Studies on proteolysis of protein kinase C with calpain I and II.

Earlier reports from this laboratory have shown that protein kinase C (PKC) is cleaved with Ca2(+)-dependent neutral protease (calpain) I or II to produce a catalytically active fragment, and that calpain I, which is active in the micromolar range of Ca2+, may react preferentially with the active form of PKC that is associated with membranes. Subsequently, PKC is shown to exist as a large family of multiple subspecies with subtle individual characteristics. Three types of PKC designated types I, II, and III are purified from rat brain cytosol, which are shown to correspond to the cDNA clones gamma, beta, and alpha, respectively.
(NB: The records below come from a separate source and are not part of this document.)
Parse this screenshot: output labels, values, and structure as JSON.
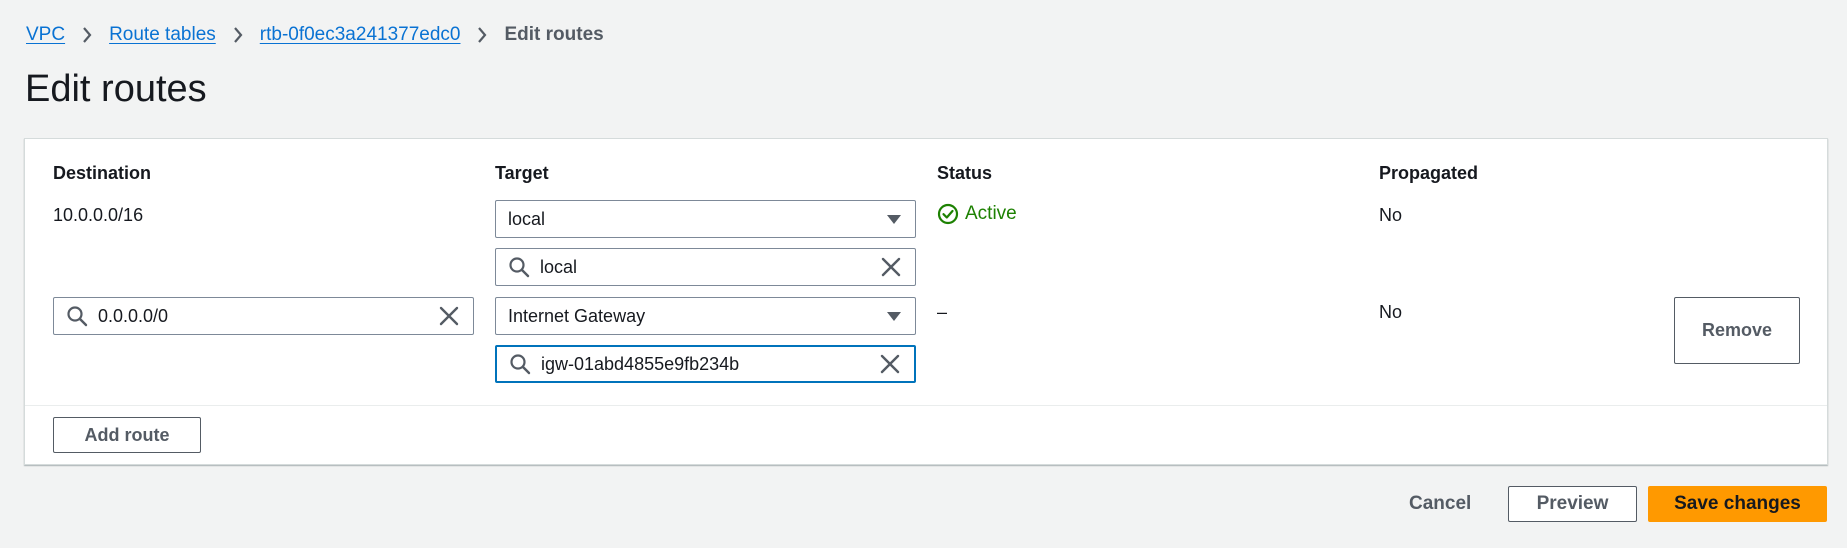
{
  "breadcrumb": {
    "items": [
      {
        "label": "VPC"
      },
      {
        "label": "Route tables"
      },
      {
        "label": "rtb-0f0ec3a241377edc0"
      }
    ],
    "current": "Edit routes"
  },
  "page": {
    "title": "Edit routes"
  },
  "table": {
    "headers": {
      "destination": "Destination",
      "target": "Target",
      "status": "Status",
      "propagated": "Propagated"
    },
    "routes": [
      {
        "destination": "10.0.0.0/16",
        "target_type": "local",
        "target_search": "local",
        "status": "Active",
        "propagated": "No"
      },
      {
        "destination": "0.0.0.0/0",
        "target_type": "Internet Gateway",
        "target_search": "igw-01abd4855e9fb234b",
        "status": "–",
        "propagated": "No",
        "remove_label": "Remove"
      }
    ]
  },
  "actions": {
    "add_route": "Add route",
    "cancel": "Cancel",
    "preview": "Preview",
    "save": "Save changes"
  },
  "colors": {
    "link": "#0972d3",
    "active_status": "#1d8102",
    "primary_button": "#ff9900",
    "focus_border": "#0073bb"
  }
}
The aim of the present study was to characterize the proteolysis of each PKC subspecies with calpain I and II. All types of PKC (82 kDa) were converted to two major fragments: a 47-49-kDa catalytic and a 36-kDa regulatory fragments by the cleavage with either calpain I or II. Analysis of the NH2-terminal sequence of the resulting catalytic fragments indicated that both calpain I and II cleaved at one or two specific sites in the variable region (V3) of each PKC molecule of which structure was clearly different among PKC subspecies. From kinetic studies, the cleavage of PKC subspecies with calpain I, and to a lesser extent, with calpain II (active in the millimolar range of Ca2+), was remarkably enhanced by the simultaneous presence of phospholipid and diacylglycerol or phorbol ester, suggesting that the active forms of PKC subspecies were the preferred targets for proteolysis. Whereas, stimulatory abilities of the lipids were variable among PKC subspecies and inactive form of type I PKC was cleaved with calpain I at a significant rate. Quantitative analysis with a fixed amount of calpain under comparable conditions showed that the susceptibilities of the PKC subspecies were distinctly different one another; the relative rates of cleavage of types I, II, and III PKC with calpain I and II were approximately 100:16:2 and 100:48:23, respectively. These results indicated that within the cell various PKC subspecies might be cleaved at different rates under different physiological conditions.